40tude is delighted to be funding a new study which aims to develop a novel non-invasive test to improve the early diagnosis of dysplasia/cancer in IBD patients.

This aim of this collaborative project between St. Mark’s Hospital and the Institute of Cancer Research is to develop a blood test to spot early signs of cancer in people with Inflammatory Bowel Disease (IBD). Using the test could help target endoscopy to only those people who need it most.

The project is in an early stage, but there have been important and exciting findings to date, for example, the research team has seen a signature in the blood that, to a large extent, mirrors what is seen in endoscopic tissue samples (biopsies).

With 40tude's support it is anticipated that this project will continue to develop significantly. The team hope that the research can lead quite rapidly to a non-invasive test for early cancer detection that will benefit people with IBD around the world.  It is in a strong position to achieve this, as St. Mark’s has one of the largest cohorts of IBD patients in the world, and it has strong national and international collaborative links with IBD colleagues, providing access to many more IBD patients under endoscopic surveillance.

Once again 40tude is providing initial seed funding, as well as funding the role of a clinical research fellow for this exciting project. 

Says Professor Trevor Graham, Director of the Centre for Evolution and Cancer at the Institute of Cancer Research, “Our initial findings suggest we can see the early signs of cancer development by looking at DNA in the blood. There’s a long way to go, but we hope that our research will eventually reduce the need for people with IBD to have endoscopy.”

Some background

Around 1 in 400 people in the UK have IBD, a chronic inflammatory condition that mainly affects the large bowel.  The risk of IBD patients going on to develop colon cancer is approximately double that of the unaffected population, and is around 30% for long-term sufferers.  This high lifetime risk of developing colon cancer is the primary reason that IBD patients are enrolled in endoscopic surveillance programmes which aim to detect and treat early signs of cancer. The programme at St. Mark’s was the world’s first and remains one of the largest IBD endoscopic surveillance programmes in the world. 

However due to a number of  limitations in the effectiveness of endoscopic surveillance there is an urgent need to develop new methods to effectively stratify IBD patients by their risk of developing cancer.  The specialist team at St. Mark’s Hospital are now working with their counterparts across the world to create and then clinically test the molecular biomarkers that accurately determine cancer risk in IBD patients.

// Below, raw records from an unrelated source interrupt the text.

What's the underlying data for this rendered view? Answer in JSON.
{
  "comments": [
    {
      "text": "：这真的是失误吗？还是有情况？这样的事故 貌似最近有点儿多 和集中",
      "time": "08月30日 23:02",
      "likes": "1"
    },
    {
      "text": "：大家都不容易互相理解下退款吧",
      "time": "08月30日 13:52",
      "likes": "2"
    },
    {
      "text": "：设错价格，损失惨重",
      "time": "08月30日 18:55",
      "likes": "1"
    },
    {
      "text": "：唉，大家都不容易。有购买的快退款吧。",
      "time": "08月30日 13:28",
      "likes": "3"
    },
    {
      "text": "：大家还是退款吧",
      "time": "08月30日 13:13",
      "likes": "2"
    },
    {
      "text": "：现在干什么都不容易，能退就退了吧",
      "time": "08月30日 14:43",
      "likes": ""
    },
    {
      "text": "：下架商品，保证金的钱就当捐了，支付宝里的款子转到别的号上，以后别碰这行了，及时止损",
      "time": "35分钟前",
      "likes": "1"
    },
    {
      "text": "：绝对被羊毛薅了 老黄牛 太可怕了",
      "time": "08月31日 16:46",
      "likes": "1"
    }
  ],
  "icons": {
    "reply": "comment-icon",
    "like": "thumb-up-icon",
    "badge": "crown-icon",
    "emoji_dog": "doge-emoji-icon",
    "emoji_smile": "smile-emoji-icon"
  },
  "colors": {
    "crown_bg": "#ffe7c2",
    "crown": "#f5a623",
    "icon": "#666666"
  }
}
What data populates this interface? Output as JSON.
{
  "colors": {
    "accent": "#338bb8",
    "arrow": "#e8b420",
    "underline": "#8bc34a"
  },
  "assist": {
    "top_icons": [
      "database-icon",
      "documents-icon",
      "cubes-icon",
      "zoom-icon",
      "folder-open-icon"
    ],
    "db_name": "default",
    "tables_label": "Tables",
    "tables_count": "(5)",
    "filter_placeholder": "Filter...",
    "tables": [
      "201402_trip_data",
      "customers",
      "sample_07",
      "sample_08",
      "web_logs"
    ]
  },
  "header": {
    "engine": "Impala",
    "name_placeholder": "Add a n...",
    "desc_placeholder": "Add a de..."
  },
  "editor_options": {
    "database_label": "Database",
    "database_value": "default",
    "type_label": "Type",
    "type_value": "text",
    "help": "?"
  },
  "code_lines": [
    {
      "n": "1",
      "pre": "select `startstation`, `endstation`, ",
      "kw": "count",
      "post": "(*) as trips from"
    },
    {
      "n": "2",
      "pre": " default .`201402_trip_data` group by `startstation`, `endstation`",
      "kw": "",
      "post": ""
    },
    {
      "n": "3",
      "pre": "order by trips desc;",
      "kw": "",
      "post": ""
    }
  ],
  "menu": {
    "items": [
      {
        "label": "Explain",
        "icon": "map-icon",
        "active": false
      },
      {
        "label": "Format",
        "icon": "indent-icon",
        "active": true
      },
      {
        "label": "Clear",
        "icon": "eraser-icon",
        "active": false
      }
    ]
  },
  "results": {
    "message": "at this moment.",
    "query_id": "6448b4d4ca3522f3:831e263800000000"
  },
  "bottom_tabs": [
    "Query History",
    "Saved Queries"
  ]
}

We’re delighted that an initial study we provided funding for, a study of the genetic markers in biopsy tissue, is soon to progress to full-scale clinical trials following positive efficacy testing.  40tude has also provided seed-funding for a similar pilot study which aims to confirm that bio-markers exist in faecal and blood samples also.

The ability to more accurately stratify the risk of colon cancer will allow limited surveillance resources to be directed at the patients deemed most at risk, while avoiding potentially unnecessary interventions for those who are identified to be at lower risk.  This is all the more essential at this time following the recent widespread disruption to screening programmes as a result of Covid-19.   

As for all 40tude-funded projects, the goal of these vital studies is for their outcomes to be incorporated into national and international guidelines, in this case for managing the treatment of IBD patients.